Je reçu de tous mes copains, des papiers qu'ils m'imprimaient depuis leurs renseignements pris sur Internet, puisque je ne l'avais pas ; des tonnes de papier ; je lisais tout, je savais tout sur la loi sur les clôtures, les limites de plantation, les dénonciations calomnieuses, mais sur le rappel à la Loi, je restais sur ma faim. On me donna le numéro d'une avocate sympa ; elle ne l'était pas du tout, agacée de ma demande de renseignement quasi anonyme et par téléphone, elle daigna me dire quand même que je devais m'y rendre – sinon gare- et que là, je pourrais parler et m'expliquer. Voilà qui me rassura un peu. J'essayais de rassembler mes esprits, mais jusqu'à aujourd'hui, je n'y suis guère parvenue.
Vous avez fait une pichenette et vous avez fait s'ébouler une montagne : c'est rien de dire que vous êtes décontenancée.
Ma demande fut acceptée et reportée de trois semaines.
Le jour où j'aurais dû être au tribunal, j'eus, je n'en sais plus la raison, besoin d'aller faire une course dans le village voisin. En rentrant, plutôt qu'emprunter la route habituelle je pris celle des écoliers ; et là, je vis quelque chose que peu de gens ont vu, à tel point que quand je le raconte, on ne me croit pas.
Des centaines d'oiseaux faisaient les fous au dessus d'un pré. De loin c'était si beau que m'approchant, je coupai le moteur et sortis de ma voiture. Ces oiseaux étaient des rolliers d'Europe, rares partout ailleurs qu'ici, mais protégés. Ils se rencontraient parfois deux à deux, descendaient en piqué, se ressaisissaient et arrivaient légers sur le sol ; les rolliers sont des oiseaux colorés comme les perroquets, les aras, gros comme des merles peut-être, ou plus petits, mais on les voit bien quand ils volent ; ils migrent et ceci devait être leur arrivée, et les fiançailles. C'était beau à pleurer, c'était beau à ressentir ses chaînes humaines comme des entraves au bonheur et à la liberté ; mais l'excès d'émotion me noue les tripes et me commande de ne pas y traîner.
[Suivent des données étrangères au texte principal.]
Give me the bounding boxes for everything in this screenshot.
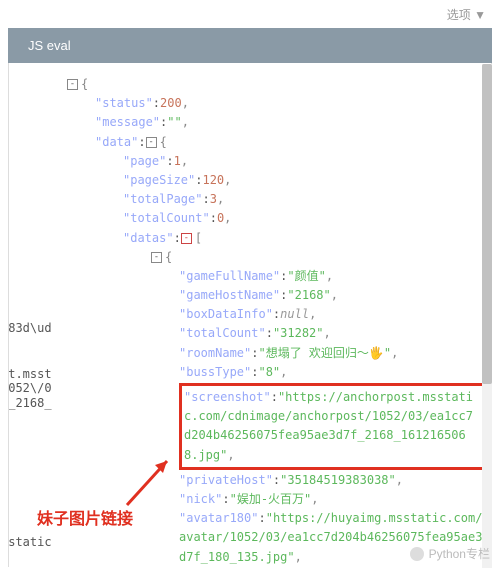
panel-header: JS eval <box>8 28 492 63</box>
scrollbar[interactable] <box>482 64 492 568</box>
json-value: 3 <box>210 192 217 206</box>
json-key: "privateHost" <box>179 473 273 487</box>
python-icon <box>409 546 425 562</box>
json-key: "nick" <box>179 492 222 506</box>
json-key: "status" <box>95 96 153 110</box>
json-key: "roomName" <box>179 346 251 360</box>
watermark: Python专栏 <box>409 545 490 562</box>
json-value: 1 <box>174 154 181 168</box>
panel-title: JS eval <box>28 38 71 53</box>
scrollbar-thumb[interactable] <box>482 64 492 384</box>
collapse-toggle[interactable]: - <box>67 79 78 90</box>
json-key: "datas" <box>123 231 174 245</box>
json-key: "totalCount" <box>179 326 266 340</box>
overflow-text: f_2168_ <box>8 394 59 413</box>
annotation-label: 妹子图片链接 <box>37 505 133 529</box>
json-value: 200 <box>160 96 182 110</box>
json-value: "" <box>167 115 181 129</box>
json-value: 120 <box>202 173 224 187</box>
json-value: "娱加-火百万" <box>230 492 312 506</box>
collapse-toggle[interactable]: - <box>181 233 192 244</box>
json-key: "totalCount" <box>123 211 210 225</box>
options-dropdown[interactable]: 选项 ▼ <box>447 6 486 23</box>
json-key: "screenshot" <box>184 390 271 404</box>
json-key: "avatar180" <box>179 511 258 525</box>
json-value: "颜值" <box>287 269 325 283</box>
collapse-toggle[interactable]: - <box>146 137 157 148</box>
json-key: "data" <box>95 135 138 149</box>
json-viewer: d83d\ud st.msst 1052\/0 f_2168_ sstatic … <box>8 63 492 567</box>
overflow-text: sstatic <box>8 533 59 552</box>
json-value: "31282" <box>273 326 324 340</box>
json-key: "bussType" <box>179 365 251 379</box>
json-value: "35184519383038" <box>280 473 396 487</box>
json-value: "2168" <box>287 288 330 302</box>
json-key: "boxDataInfo" <box>179 307 273 321</box>
json-key: "gameHostName" <box>179 288 280 302</box>
collapse-toggle[interactable]: - <box>151 252 162 263</box>
json-value: "想塌了 欢迎回归～🖐" <box>258 346 391 360</box>
json-value: "8" <box>258 365 280 379</box>
json-key: "gameFullName" <box>179 269 280 283</box>
json-value: null <box>280 307 309 321</box>
json-key: "page" <box>123 154 166 168</box>
watermark-text: Python专栏 <box>429 545 490 562</box>
highlighted-field: "screenshot":"https://anchorpost.msstati… <box>179 383 485 470</box>
json-key: "totalPage" <box>123 192 202 206</box>
json-key: "message" <box>95 115 160 129</box>
json-key: "pageSize" <box>123 173 195 187</box>
overflow-text: d83d\ud <box>8 319 59 338</box>
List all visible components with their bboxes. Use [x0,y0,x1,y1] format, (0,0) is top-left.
On me conseillait : habille toi bien et coiffe toi, tu mettras un petit collier, cela veut dire « on ne m'enchaîne pas », réponds aux questions, ne t'engage pas à expliquer, sois sobre dans tes propos ; il ne faut pas dire ça, ça ne plaît pas ; surtout ne parle pas des flics ; ne t'énerve pas. On me prêtait des fringues dans lesquelles je me sentais comme un singe déguisé .
Je me disais : « Est-ce possible de vivre ça ? ».